視点

立ち上がる健康セルフチェック市場

2003/05/26 16:41

週刊BCN 2003年05月26日vol.991掲載

 経済的な閉塞感のなかで、働けることの幸せ、健康であることの意味を改めて実感する。禁煙はもちろんのこと、食事に気をつけ、運動を心がけ、サプリメントも試してみる。残業も減って、酒の量もだいぶ減らした。生活習慣を改善して、さて自分は健康になったのだろうかと考えてみる。健康とは病気をしないこと…うーん…それだけだろうか。

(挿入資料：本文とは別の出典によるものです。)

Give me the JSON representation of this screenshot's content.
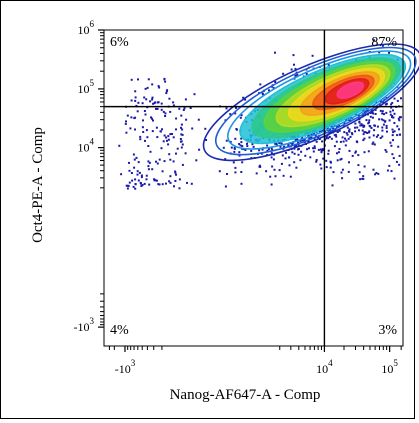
{
  "chart_data": {
    "type": "scatter",
    "subtype": "flow-cytometry-contour-density",
    "title": "",
    "xlabel": "Nanog-AF647-A - Comp",
    "ylabel": "Oct4-PE-A - Comp",
    "x_scale": "biexponential",
    "y_scale": "biexponential",
    "x_ticks": [
      {
        "base": "-10",
        "exp": "3",
        "value": -1000
      },
      {
        "base": "10",
        "exp": "4",
        "value": 10000
      },
      {
        "base": "10",
        "exp": "5",
        "value": 100000
      }
    ],
    "y_ticks": [
      {
        "base": "-10",
        "exp": "3",
        "value": -1000
      },
      {
        "base": "10",
        "exp": "4",
        "value": 10000
      },
      {
        "base": "10",
        "exp": "5",
        "value": 100000
      },
      {
        "base": "10",
        "exp": "6",
        "value": 1000000
      }
    ],
    "quadrant_gate": {
      "x": 10000,
      "y": 50000
    },
    "quadrants": [
      {
        "position": "top-left",
        "label": "6%",
        "value": 6
      },
      {
        "position": "top-right",
        "label": "87%",
        "value": 87
      },
      {
        "position": "bottom-left",
        "label": "4%",
        "value": 4
      },
      {
        "position": "bottom-right",
        "label": "3%",
        "value": 3
      }
    ],
    "population_center": {
      "x": 25000,
      "y": 95000
    },
    "contour_levels": 12,
    "contour_colors": [
      "#1a2bb0",
      "#1f5ed6",
      "#1c95e6",
      "#22c0d6",
      "#2cc98a",
      "#5ed23a",
      "#b5dc22",
      "#f0d81c",
      "#f4a21a",
      "#ee5a18",
      "#e21c1c",
      "#ff3a8a"
    ],
    "dot_color": "#1a1aa8",
    "grid": false,
    "legend": "none"
  }
}
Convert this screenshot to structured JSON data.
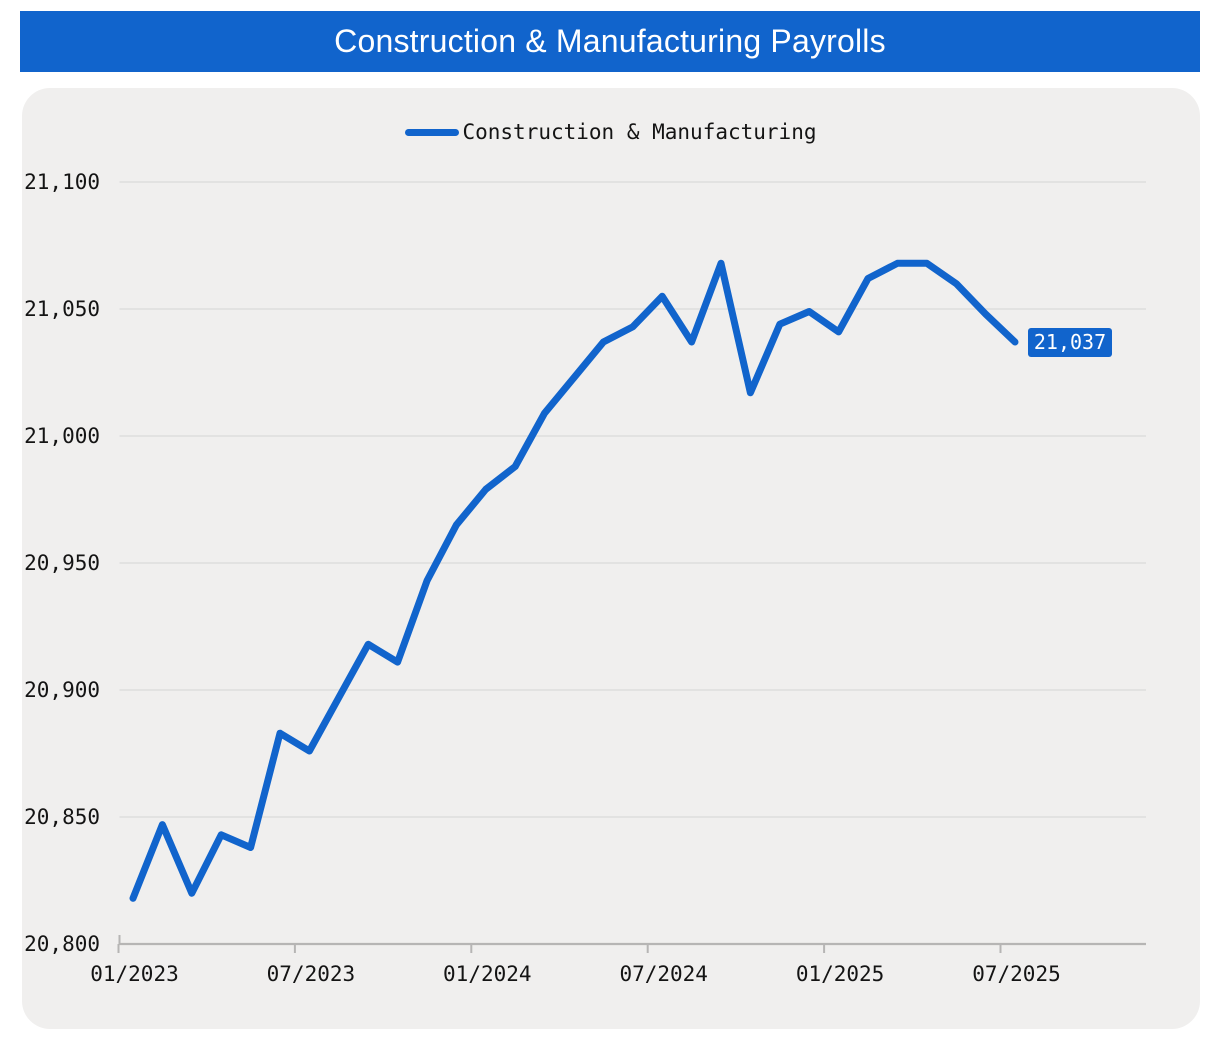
{
  "header": {
    "title": "Construction & Manufacturing Payrolls"
  },
  "legend": {
    "label": "Construction & Manufacturing"
  },
  "colors": {
    "accent": "#1164cc",
    "card_bg": "#f0efee",
    "grid": "#e1e0df",
    "axis": "#b6b5b4",
    "text": "#141414",
    "label_text": "#ffffff"
  },
  "chart_data": {
    "type": "line",
    "title": "Construction & Manufacturing Payrolls",
    "xlabel": "",
    "ylabel": "",
    "ylim": [
      20800,
      21100
    ],
    "grid": true,
    "legend_position": "top-center",
    "x_tick_labels": [
      "01/2023",
      "07/2023",
      "01/2024",
      "07/2024",
      "01/2025",
      "07/2025"
    ],
    "x_tick_month_indices": [
      0,
      6,
      12,
      18,
      24,
      30
    ],
    "y_ticks": [
      20800,
      20850,
      20900,
      20950,
      21000,
      21050,
      21100
    ],
    "y_tick_labels": [
      "20,800",
      "20,850",
      "20,900",
      "20,950",
      "21,000",
      "21,050",
      "21,100"
    ],
    "months": [
      "01/2023",
      "02/2023",
      "03/2023",
      "04/2023",
      "05/2023",
      "06/2023",
      "07/2023",
      "08/2023",
      "09/2023",
      "10/2023",
      "11/2023",
      "12/2023",
      "01/2024",
      "02/2024",
      "03/2024",
      "04/2024",
      "05/2024",
      "06/2024",
      "07/2024",
      "08/2024",
      "09/2024",
      "10/2024",
      "11/2024",
      "12/2024",
      "01/2025",
      "02/2025",
      "03/2025",
      "04/2025",
      "05/2025",
      "06/2025",
      "07/2025"
    ],
    "series": [
      {
        "name": "Construction & Manufacturing",
        "color": "#1164cc",
        "values": [
          20818,
          20847,
          20820,
          20843,
          20838,
          20883,
          20876,
          20897,
          20918,
          20911,
          20943,
          20965,
          20979,
          20988,
          21009,
          21023,
          21037,
          21043,
          21055,
          21037,
          21068,
          21017,
          21044,
          21049,
          21041,
          21062,
          21068,
          21068,
          21060,
          21048,
          21037
        ]
      }
    ],
    "last_value_label": "21,037"
  }
}
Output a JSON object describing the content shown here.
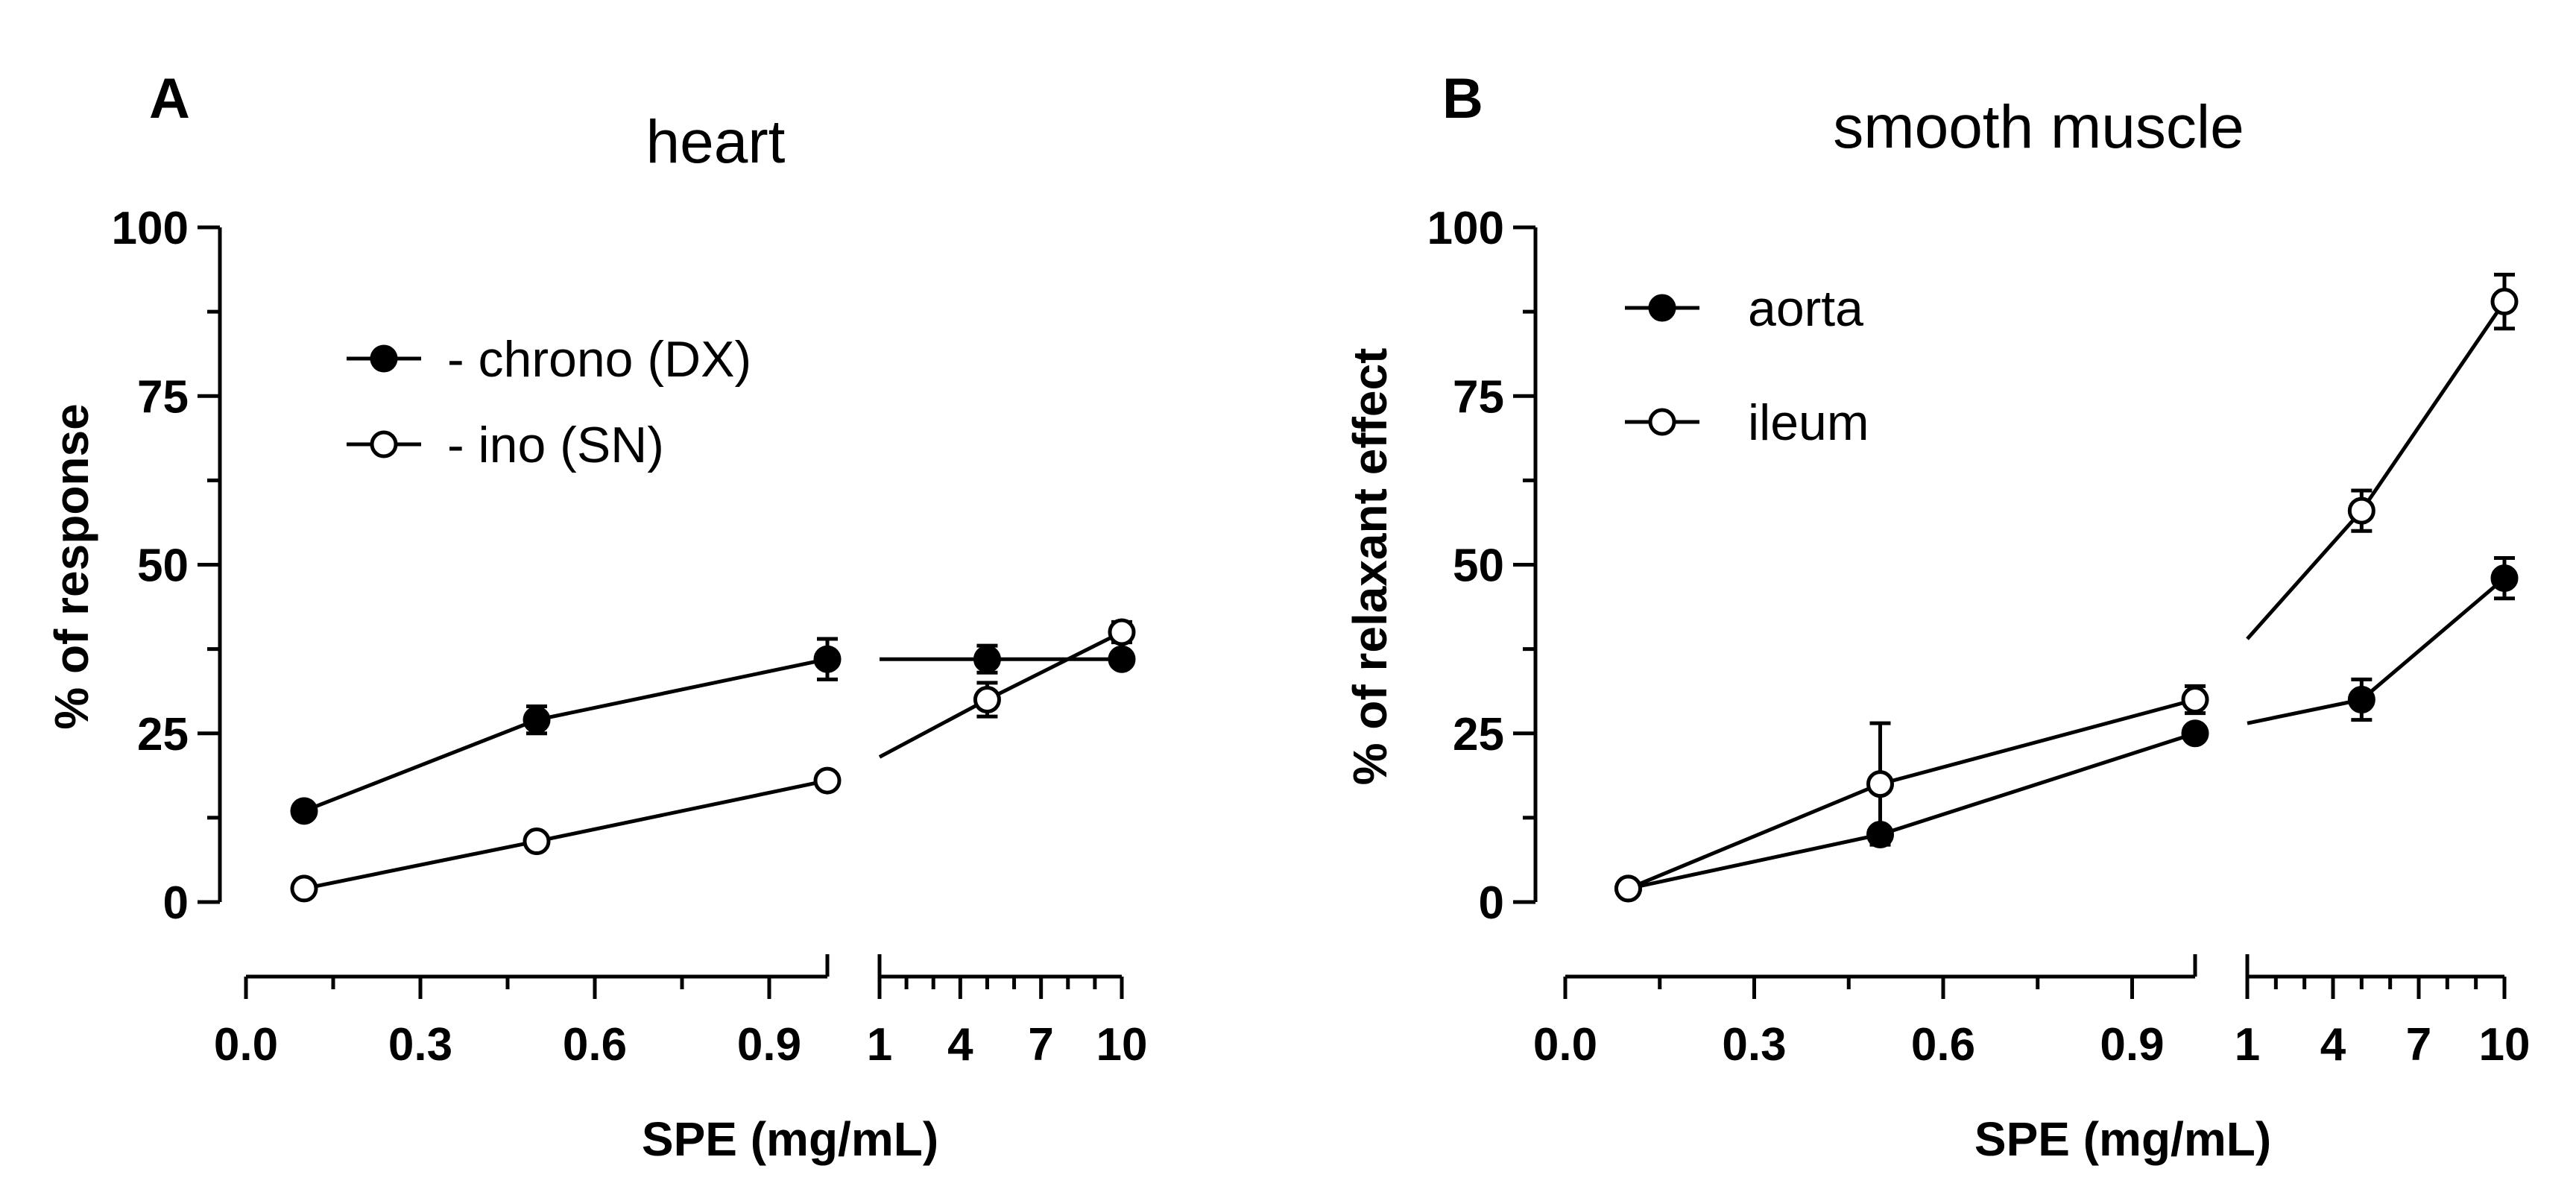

 医療費の負担増加も結構大変だ。例えば8000円の治療費がかかった時に、1割負担では800円だったものが、3割負担では2400円になる。治療にあたって、いくつか検査を受けさせられたりすると、あっという間に4-5000円も取られる羽目になる。2時間も3時間も待たされた上にこれだと、「ちょっと医者に」といった気分にならない。かといって、病気を見過ごしていると、簡単に治るはずのものも治らなくなり、結局大変な思いをすることになる。

 セルフチェック、セルフエビデンス、マイドクターなどと呼ばれるサービスがさまざまな形で市場に現れている。自宅に居ながら簡単に自分自身の健康状態をチェックし、この検査データをデータベースに保管して自身の健康状態の変動を把握する。この情報を元にして主治医や各分野の専門家に気軽にかつ安価に相談できるといったサービスで、ほとんどがインターネットを組み入れたものになっている。

 こういった在宅型の健康検査サービスでは、3つの基本的なサービス機能が必要となる。第1に、小型かつ簡便な検査器具を必要な時に必要な場所に届け、かつ安全に回収するための安価な物流機能があること。第2に、検査の結果を迅速に利用者にフィードバックできるネットサービスと、万が一異常が発見された場合には適切な医療連携が用意されていること。第3に、このサービス全体に渡って高度なプライバシー保護システムが実現できていること。そしてできれば、集約された個々の情報を総合して、個人生活の様々な局面で便利に活用できる2次サービスへの連携機能をもっていること。

 利用者の手元に最終的に残るものは、自身の健康状態に関する数値指標の時系列集合と、これを基にした固有サービスである。これらを有効に活用するコツを身につければ、将来は自分のイメージに合った健康を随分と上手に入手できるようになるかもしれない。